Minimalistische Musik,
schräge Performance

»Kernkrach Festival« erstmals im Falkendom

Bielefeld (uj). Allein der Name, »Kernkrach Festival«, verdiente es, dass man einer Veranstaltung seine Aufmerksamkeit schenkte, die sich einer erstaunlich großen Zahl von Anhängern erfreute. Der Falkendom war am Samstagabend das Ziel von rund 200 Liebhabern brachial-minimalistischer Elektroklänge und schräger Performance-Kunst.

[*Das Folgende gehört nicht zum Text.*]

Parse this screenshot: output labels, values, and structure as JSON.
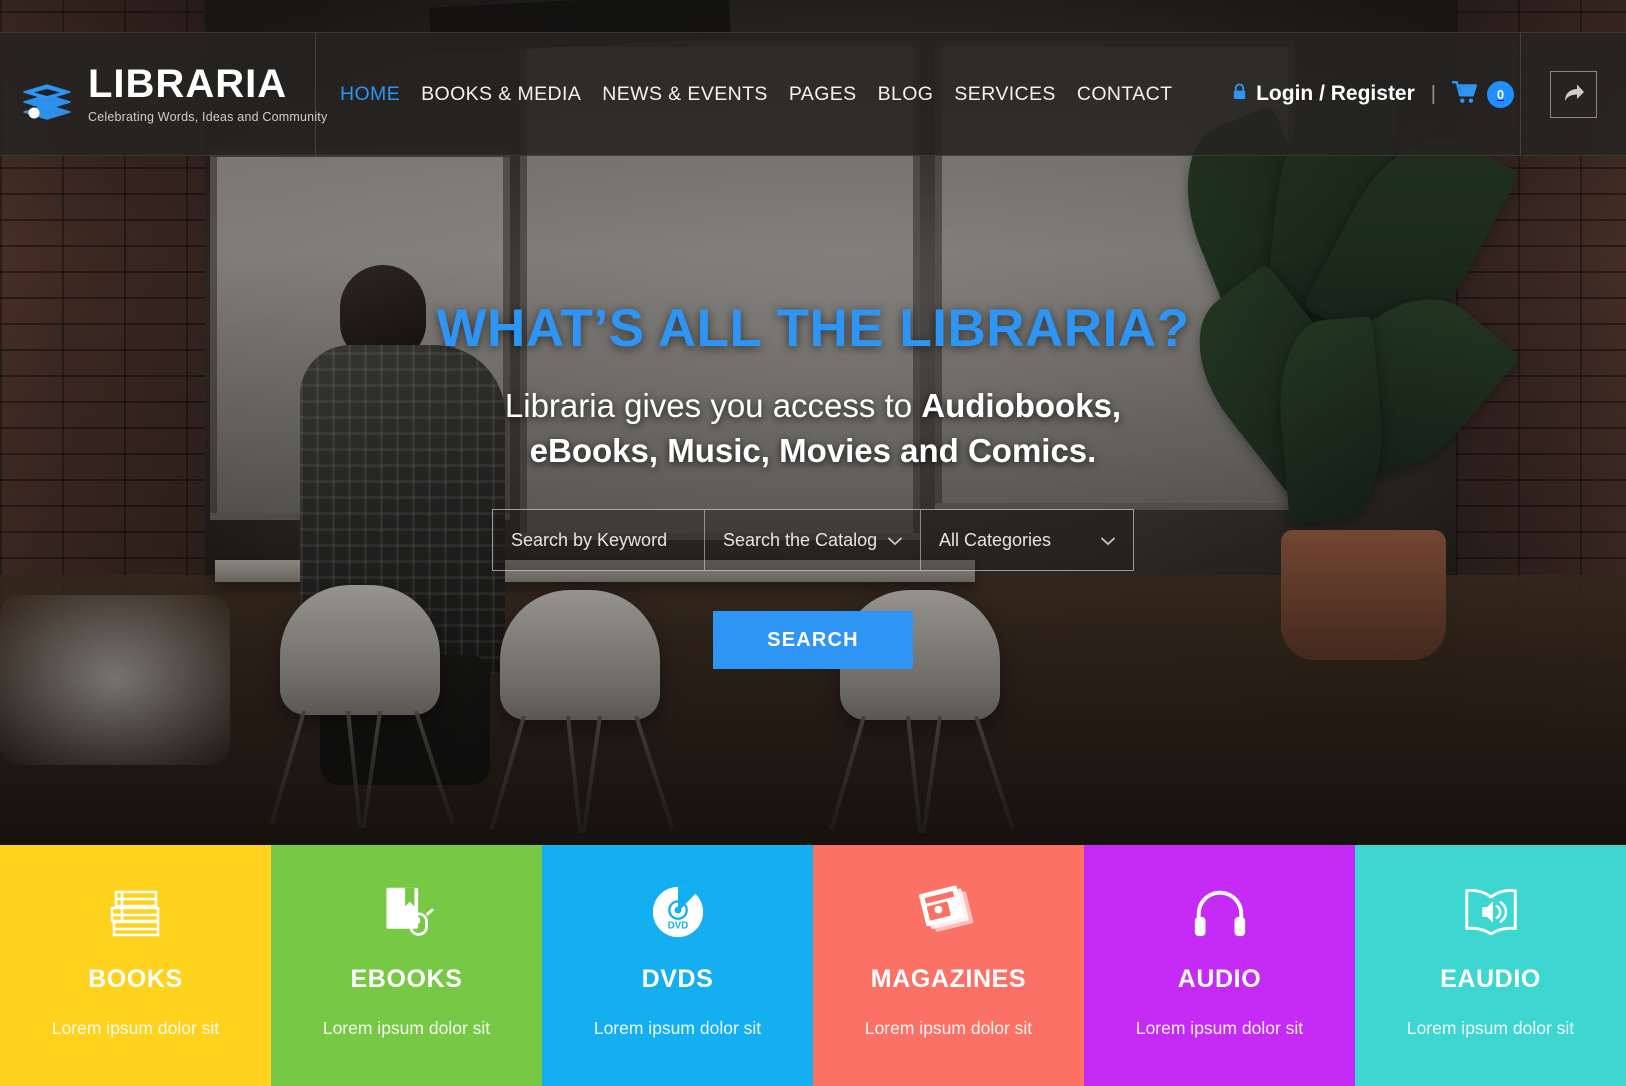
{
  "brand": {
    "name": "LIBRARIA",
    "tagline": "Celebrating Words, Ideas and Community",
    "logo_icon": "stacked-books-icon",
    "accent_color": "#2e95f5"
  },
  "nav": {
    "items": [
      {
        "label": "HOME",
        "active": true
      },
      {
        "label": "BOOKS & MEDIA",
        "active": false
      },
      {
        "label": "NEWS & EVENTS",
        "active": false
      },
      {
        "label": "PAGES",
        "active": false
      },
      {
        "label": "BLOG",
        "active": false
      },
      {
        "label": "SERVICES",
        "active": false
      },
      {
        "label": "CONTACT",
        "active": false
      }
    ]
  },
  "header_right": {
    "lock_icon": "lock-icon",
    "login_label": "Login / Register",
    "separator": "|",
    "cart_icon": "shopping-cart-icon",
    "cart_count": "0",
    "share_icon": "share-arrow-icon"
  },
  "hero": {
    "title": "WHAT’S ALL THE LIBRARIA?",
    "subtitle_lead": "Libraria gives you access to ",
    "subtitle_bold": "Audiobooks, eBooks, Music, Movies and Comics.",
    "search": {
      "keyword_placeholder": "Search by Keyword",
      "catalog_value": "Search the Catalog",
      "categories_value": "All Categories",
      "chevron_icon": "chevron-down-icon",
      "button_label": "SEARCH"
    }
  },
  "categories": [
    {
      "title": "BOOKS",
      "desc": "Lorem ipsum dolor sit",
      "color": "#FFD21E",
      "icon": "books-stack-icon"
    },
    {
      "title": "EBOOKS",
      "desc": "Lorem ipsum dolor sit",
      "color": "#76C845",
      "icon": "ebook-mouse-icon"
    },
    {
      "title": "DVDS",
      "desc": "Lorem ipsum dolor sit",
      "color": "#13AFF0",
      "icon": "dvd-disc-icon"
    },
    {
      "title": "MAGAZINES",
      "desc": "Lorem ipsum dolor sit",
      "color": "#FC7166",
      "icon": "magazines-icon"
    },
    {
      "title": "AUDIO",
      "desc": "Lorem ipsum dolor sit",
      "color": "#C52BF5",
      "icon": "headphones-icon"
    },
    {
      "title": "EAUDIO",
      "desc": "Lorem ipsum dolor sit",
      "color": "#3ED6D0",
      "icon": "audiobook-speaker-icon"
    }
  ]
}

Für Bielefeld war es eine Premiere. Für das veranstaltende »Institut zur freundlichen Nutzung von Kernkrach« sowie für die Musiker und Fans eher ein freudiges Wiedersehen -Ê nach dem offenbar erfolgreichen Festival-Start 2004 in Warendorf und der zweiten Auflage im darauffolgenden Jahr.
Mit den Lokalmatadoren »Rasputeen«, dem französischen Elektro-Rocker »Rod Droid«, der Hamburger Band »Charles Lindbergh n. e. V.« sowie den »Human Puppets« aus Griechenland war das Festival ebenso international besetzt wie das Publikum. Neben Französisch wurde unter anderem Niederländisch und Englisch gesprochen. Selbst in einer slawischen Sprache wurde kommuniziert. Für viele Besucher gehört es augenscheinlich dazu, dass man auch optisch was hermacht und keinesfalls als graue Maus in der Masse versinkt.
Eine atmosphärische Besonderheit des »Kernkrach Festivals« ergibt sich dann noch aus dieser Mischung aus familiärer Ansprache auf der einen und zelebrierter Show auf der anderen Seite. Dafür sorgten schon die »Kernkrach«-Organisatoren mit ihren minimalistischen und banal-komischen Showeinlagen zwischendurch.
Auf musikalischer Seite hielt man's im Allgemeinen mit dem Credo »minimaler Einsatz musikalischer Mittel bei maximaler Lautstärke«. Am Computer generierte Klang-Geräusch-Collagen wurden während des Auftritts zumeist live noch einmal über Regler und Synthesizer moduliert. Versehen mit einer hämmernden Basslinie entsteht ein Sound, der zwischen Krach oder Musik nur schwer einzuordnen ist.
So gewöhnungsbedürftig der Klang, so außergewöhnlich die Performances, die offenbar zum festen Bestandteil der Show gehören und in enger Verzahnung mit inhaltsleeren Texten die eigene Branche karikieren und ihre hohle Phrasendrescherei liebevoll aufs Korn nehmen. »Rasputeen« brachte es diesbezüglich zu wahrer Meisterschaft, reichte passend zu den Songs Leberwurstschnittchen und Getränke und überzeugte durch die schrillsten Outfits und Aktionen. Wie Minus und Minus Plus ergibt, so ergibt der größte Blödsinn manchmal Sinn. Und das wurde ausgiebig gefeiert und honoriert.